Nervous system disorders: Sedation or drowsiness.
Extrapyramidal symptoms and related disorders: parkinsonism and associated symptoms: tremor, hypertonia, hypokinesia, hypersalivation; acute dyskinesia and dystonia (spasmodic torticollis, oculogyric crises, trismus); akathisia.
These symptoms are generally reversible if anti-Parkinson's medication is administered: Tardive dyskinesia (characterised by involuntary and rhythmic movements mainly of the tongue and/or face), typical of all neuroleptics, after administration for more than 3 months. The anti-Parkinson's medication is ineffective or may exacerbate symptoms.
Seizures (see Precautions).
Reproductive system and breast disorders: Disorders related to hyperprolactinaemia: Galactorrhoea, amenorrhoea, gynaecomastia, increased chest, chest pain, orgasmic dysfunction, erectile dysfunction.
Skin and subcutaneous tissue disorders: Maculopapular rash.
Vascular disorders: Venous thromboembolism, including pulmonary embolism, sometimes fatal, and deep vein thrombosis (see Warnings).
Pregnancy, puerperium and perinatal conditions: Unknown frequency: Neonatal withdrawal syndrome (see Use in Pregnancy & Lactation).
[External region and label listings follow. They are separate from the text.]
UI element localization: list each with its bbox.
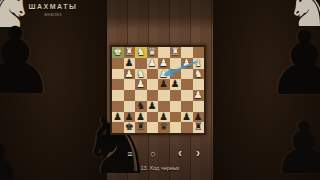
piece-wP: ♟: [158, 58, 170, 69]
square-r1c4[interactable]: ♛: [147, 47, 159, 58]
square-r1c1[interactable]: ♚: [112, 47, 124, 58]
square-r4c2[interactable]: [124, 79, 136, 90]
piece-wN: ♞: [135, 69, 147, 80]
piece-bP: ♟: [193, 112, 205, 123]
square-r3c7[interactable]: [181, 69, 193, 80]
piece-bP: ♟: [158, 112, 170, 123]
square-r3c2[interactable]: ♟: [124, 69, 136, 80]
square-r2c4[interactable]: ♟: [147, 58, 159, 69]
square-r4c6[interactable]: ♟: [170, 79, 182, 90]
piece-wN: ♞: [193, 69, 205, 80]
square-r5c6[interactable]: [170, 90, 182, 101]
square-r1c7[interactable]: [181, 47, 193, 58]
square-r8c1[interactable]: [112, 122, 124, 133]
square-r6c7[interactable]: [181, 101, 193, 112]
piece-wP: ♟: [147, 58, 159, 69]
square-r5c7[interactable]: [181, 90, 193, 101]
square-r5c1[interactable]: [112, 90, 124, 101]
square-r8c8[interactable]: ♜: [193, 122, 205, 133]
square-r8c4[interactable]: [147, 122, 159, 133]
piece-bP: ♟: [124, 112, 136, 123]
chess-board-frame: ♚♜♞♛♜♟♟♟♟♝♟♞♟♞♟♟♟♟♞♟♟♟♟♟♟♟♚♜♛♜: [110, 45, 206, 135]
square-r7c7[interactable]: ♟: [181, 112, 193, 123]
piece-wP: ♟: [135, 79, 147, 90]
black-pawn-silhouette-bottom-left: ♟: [0, 126, 23, 180]
square-r7c6[interactable]: [170, 112, 182, 123]
square-r6c3[interactable]: ♞: [135, 101, 147, 112]
piece-wQ: ♛: [147, 47, 159, 58]
square-r4c8[interactable]: [193, 79, 205, 90]
square-r1c2[interactable]: ♜: [124, 47, 136, 58]
square-r1c3[interactable]: ♞: [135, 47, 147, 58]
piece-wR: ♜: [124, 47, 136, 58]
square-r2c7[interactable]: ♟: [181, 58, 193, 69]
square-r2c2[interactable]: ♟: [124, 58, 136, 69]
piece-bK: ♚: [124, 122, 136, 133]
piece-bP: ♟: [170, 79, 182, 90]
piece-wK: ♚: [112, 47, 124, 58]
square-r7c3[interactable]: ♟: [135, 112, 147, 123]
square-r6c4[interactable]: ♟: [147, 101, 159, 112]
square-r1c5[interactable]: [158, 47, 170, 58]
square-r5c5[interactable]: [158, 90, 170, 101]
screenshot-stage: ♞ ♟ ♟ ♞ ♟ ♟ ШАХМАТЫ анализ ♞ ♚♜♞♛♜♟♟♟♟♝♟…: [0, 0, 320, 180]
square-r7c5[interactable]: ♟: [158, 112, 170, 123]
square-r4c5[interactable]: ♟: [158, 79, 170, 90]
piece-bP: ♟: [135, 112, 147, 123]
menu-button[interactable]: ≡: [123, 148, 137, 160]
square-r3c1[interactable]: [112, 69, 124, 80]
square-r7c4[interactable]: [147, 112, 159, 123]
previous-move-button[interactable]: ‹: [174, 147, 186, 159]
chess-board[interactable]: ♚♜♞♛♜♟♟♟♟♝♟♞♟♞♟♟♟♟♞♟♟♟♟♟♟♟♚♜♛♜: [112, 47, 204, 133]
piece-bR: ♜: [135, 122, 147, 133]
piece-wP: ♟: [158, 69, 170, 80]
piece-bP: ♟: [124, 58, 136, 69]
piece-wB: ♝: [193, 58, 205, 69]
square-r5c8[interactable]: ♟: [193, 90, 205, 101]
black-pawn-silhouette-left: ♟: [0, 16, 56, 108]
square-r3c3[interactable]: ♞: [135, 69, 147, 80]
square-r2c1[interactable]: [112, 58, 124, 69]
square-r4c1[interactable]: [112, 79, 124, 90]
piece-bP: ♟: [147, 101, 159, 112]
square-r3c6[interactable]: [170, 69, 182, 80]
square-r8c2[interactable]: ♚: [124, 122, 136, 133]
square-r8c3[interactable]: ♜: [135, 122, 147, 133]
piece-bP: ♟: [112, 112, 124, 123]
square-r6c8[interactable]: [193, 101, 205, 112]
piece-wN: ♞: [135, 47, 147, 58]
piece-wP: ♟: [181, 58, 193, 69]
square-r3c4[interactable]: [147, 69, 159, 80]
square-r6c1[interactable]: [112, 101, 124, 112]
square-r1c6[interactable]: ♜: [170, 47, 182, 58]
square-r6c6[interactable]: [170, 101, 182, 112]
square-r2c5[interactable]: ♟: [158, 58, 170, 69]
square-r5c3[interactable]: [135, 90, 147, 101]
black-pawn-silhouette-bottom-right: ♟: [271, 112, 320, 180]
square-r7c1[interactable]: ♟: [112, 112, 124, 123]
square-r1c8[interactable]: [193, 47, 205, 58]
square-r2c6[interactable]: [170, 58, 182, 69]
piece-wR: ♜: [170, 47, 182, 58]
square-r5c2[interactable]: [124, 90, 136, 101]
next-move-button[interactable]: ›: [192, 147, 204, 159]
square-r7c2[interactable]: ♟: [124, 112, 136, 123]
move-status-caption: 13. Ход черных: [107, 165, 213, 171]
square-r3c8[interactable]: ♞: [193, 69, 205, 80]
app-title: ШАХМАТЫ: [0, 3, 106, 10]
app-subtitle: анализ: [0, 12, 106, 17]
square-r5c4[interactable]: [147, 90, 159, 101]
square-r8c6[interactable]: [170, 122, 182, 133]
black-pawn-silhouette-right: ♟: [265, 20, 320, 108]
piece-bP: ♟: [181, 112, 193, 123]
piece-bR: ♜: [193, 122, 205, 133]
piece-wP: ♟: [193, 90, 205, 101]
square-r8c5[interactable]: ♛: [158, 122, 170, 133]
square-r2c3[interactable]: [135, 58, 147, 69]
square-r4c7[interactable]: [181, 79, 193, 90]
square-r6c5[interactable]: [158, 101, 170, 112]
piece-bQ: ♛: [158, 122, 170, 133]
right-letterbox-panel: ♞ ♟ ♟: [213, 0, 320, 180]
piece-bP: ♟: [158, 79, 170, 90]
square-r8c7[interactable]: [181, 122, 193, 133]
reset-game-button[interactable]: ○: [146, 148, 160, 160]
square-r4c3[interactable]: ♟: [135, 79, 147, 90]
piece-bN: ♞: [135, 101, 147, 112]
square-r4c4[interactable]: [147, 79, 159, 90]
piece-wP: ♟: [124, 69, 136, 80]
square-r3c5[interactable]: ♟: [158, 69, 170, 80]
square-r2c8[interactable]: ♝: [193, 58, 205, 69]
square-r6c2[interactable]: [124, 101, 136, 112]
square-r7c8[interactable]: ♟: [193, 112, 205, 123]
Contraindicated combinations: Levodopa: reciprocal antagonism between levodopa and neuroleptics (see Contraindications).
Consumption of grapefruit juice during treatment with sulpiride.
Combinations not recommended: Alcohol: alcohol can enhance the sedative effects of neuroleptics. The consumption of alcoholic beverages and medicinal products containing alcohol should be avoided.
Combination with medicinal products that may prolong the QT interval or induce torsade de pointes (see Warnings).
Drugs that induce bradycardia such as beta blockers, calcium channel blockers, inducers of bradycardia such as diltiazem and verapamil, clonidine, guanfacine; digitalis.
Medicinal products that induce hypokalaemia: hypokalaemic diuretics, laxatives, amphotericin B (IV), glucocorticoids, tetracosactide. Hypokalaemia should be corrected.
Class IA antiarrhythmic drugs such as quinidine, disopyramide.
Class III antiarrhythmic drugs such as amiodarone, sotalol.
Other medicinal products such as pimozide, sultopride, haloperidol, thioridazine, methadone, imipramine, lithium, bepridil, cisapride, erythromycin (IV), vincamine (IV), halofantrine, pentamidine, sparfloxacin.
Combinations to be taken into account: Sucralfate: Concomitant administration of sulpiride with sucralfate may reduce plasma levels of sulpiride and may lead to a reduction or loss of therapeutic action. Therefore, sulpiride should be administered at least two hours before the sucralfate.
Antacids: The joint administration of sulpiride with antacids containing magnesium or aluminium salts may cause a decrease in the plasma levels of sulpiride, which may lead to a reduction or loss of therapeutic action. Therefore, sulpiride should be administered at least two hours before antacids.
Antihypertensive agents: antihypertensive effect and possibility of increased occurrence of postural hypotension (additive effect).
CNS depressants: including narcotics, analgesics, sedative H1 antihistamines, barbiturates, benzodiazepines and other anxiolytic drugs, clonidine and derivatives.

Incompatibilities: Not applicable.
Special precautions for disposal and other handling: No special requirements.
Any unused product or waste material should be disposed of in accordance with local requirements.

Store below 30°C.
Shelf life: 24 months.

Antipsychotics / Anxiolytics

N05AL01 - sulpiride ; Belongs to the class of benzamides antipsychotics.